Outside, the day was blustery, cloudy and cool. Inside it was toasty. A blackboard above the mashtun listed the beer on tap — Hop Goddess, IPA, Amber Ale — and from the beer brewing came the smell, a mix of baking bread, brewing coffee and something else, something earthy. It smelled like fall, the season of baseball and beer.
Mr. Cleinman said there are two schools of thought when it comes to brewing: it can be seen as a craft or as a science. Mr. Cleinman straddles the line between the two. At Vassar, he studied biology and is fascinated by what he described as fermentation science. In college, he learned to make cheese and one semester, a Benedictine monk in Poughkepsie, New York, taught him to make vinegar for credit.
While he understands and is intrigued by the science of brewing, it is the creative aspect, the craft, that drives him.

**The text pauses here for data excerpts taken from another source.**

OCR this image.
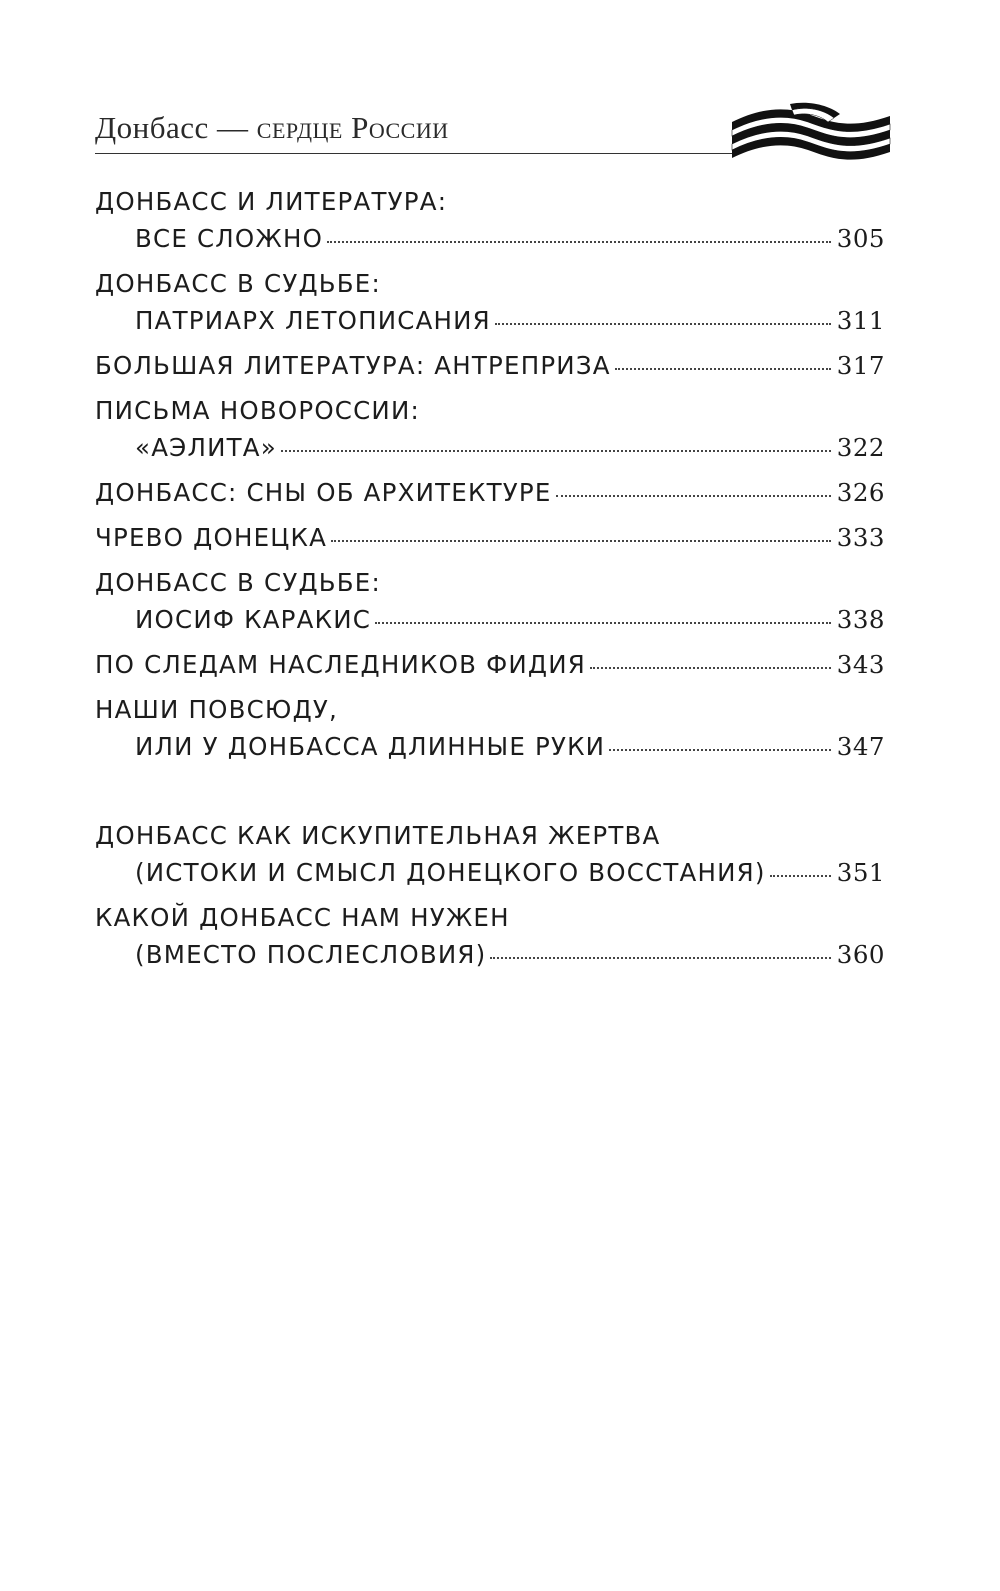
Донбасс — сердце России
ДОНБАСС И ЛИТЕРАТУРА:
ВСЕ СЛОЖНО	305
ДОНБАСС В СУДЬБЕ:
ПАТРИАРХ ЛЕТОПИСАНИЯ	311
БОЛЬШАЯ ЛИТЕРАТУРА: АНТРЕПРИЗА	317
ПИСЬМА НОВОРОССИИ:
«АЭЛИТА»	322
ДОНБАСС: СНЫ ОБ АРХИТЕКТУРЕ	326
ЧРЕВО ДОНЕЦКА	333
ДОНБАСС В СУДЬБЕ:
ИОСИФ КАРАКИС	338
ПО СЛЕДАМ НАСЛЕДНИКОВ ФИДИЯ	343
НАШИ ПОВСЮДУ,
ИЛИ У ДОНБАССА ДЛИННЫЕ РУКИ	347
ДОНБАСС КАК ИСКУПИТЕЛЬНАЯ ЖЕРТВА
(ИСТОКИ И СМЫСЛ ДОНЕЦКОГО ВОССТАНИЯ)	351
КАКОЙ ДОНБАСС НАМ НУЖЕН
(ВМЕСТО ПОСЛЕСЛОВИЯ)	360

And it runs in the family. His brother is a chef and his mother, a librarian, caters on the side. He likens his role as brewer to a baker, and he is working to link the food at Offshore with the beer. Before Halloween, Mr. Cleinman will unveil his second original beer at the brewery, a pumpkin ale. “He was looking for ways to tie the restaurant and the brewery and thought to use the wood fire to roast pumpkins for the beer,” said Offshore owner Phillip McAndrews. “It can be as much a craft or a science as you want,” Mr. Cleinman said of brewing. “Here, it’s largely a craft. It’s based on feel or look.”

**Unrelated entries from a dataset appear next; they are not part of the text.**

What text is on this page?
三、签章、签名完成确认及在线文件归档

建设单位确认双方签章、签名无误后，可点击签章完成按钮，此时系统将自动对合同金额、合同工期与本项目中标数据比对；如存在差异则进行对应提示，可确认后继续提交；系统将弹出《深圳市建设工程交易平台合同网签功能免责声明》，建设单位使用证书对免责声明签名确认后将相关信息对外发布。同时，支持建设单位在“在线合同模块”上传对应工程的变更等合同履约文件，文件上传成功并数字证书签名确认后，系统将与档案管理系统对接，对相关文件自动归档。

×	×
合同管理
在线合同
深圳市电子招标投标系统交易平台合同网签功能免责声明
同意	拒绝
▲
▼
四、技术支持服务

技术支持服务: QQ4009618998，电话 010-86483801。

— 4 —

After graduation, Mr. Cleinman applied for a newly created assistant brewer position at Offshore. He had been to Martha’s Vineyard twice before, once for a two-day trip and the second time for his three-hour interview at the ale house. He was hired and began in June. Two months into his stint, the head brewer left to start his own brewery. Rather than bring in someone new, Mr. McAndrews offered the job to Mr. Cleinman. “We noticed the talent right away in him,” Mr. McAndrews said. “He clearly understands brewing; he has a brewer’s touch.”
Rather than stress about taking over a brewery only one year after his 21st birthday, Mr. Cleinman, when offered the job, worried he would get stuck making the same beers day in and day out. “He was worried he’d be pigeon-holed,” Mr. McAndrews said. “We have a core of about six beers we have to make because that’s what people expect, but other than that, he’s got free rein. I’m excited to see what he comes out with.”
Taking advantage, Mr. Cleinman debuted an original Octoberfest last month he named Novemberfest. “It’s a simple, good, approachable beer,” he said. Next comes the pumpkin ale, and then this Belgian ale, a total of three original beers in three months. “It’s a learning process,” he said as he peered through the steam into the hot liquor tank.
At 213 degrees, the boiling liquid on its way to becoming beer steamed and bubbled and frothed inside, threatening to spill over and down the sides. Each time, Mr. Cleinman turned on a hose and sprayed back the brew. “Hey, if you trust me to be up here and not burn myself, you can come up and see it,” he shouted down.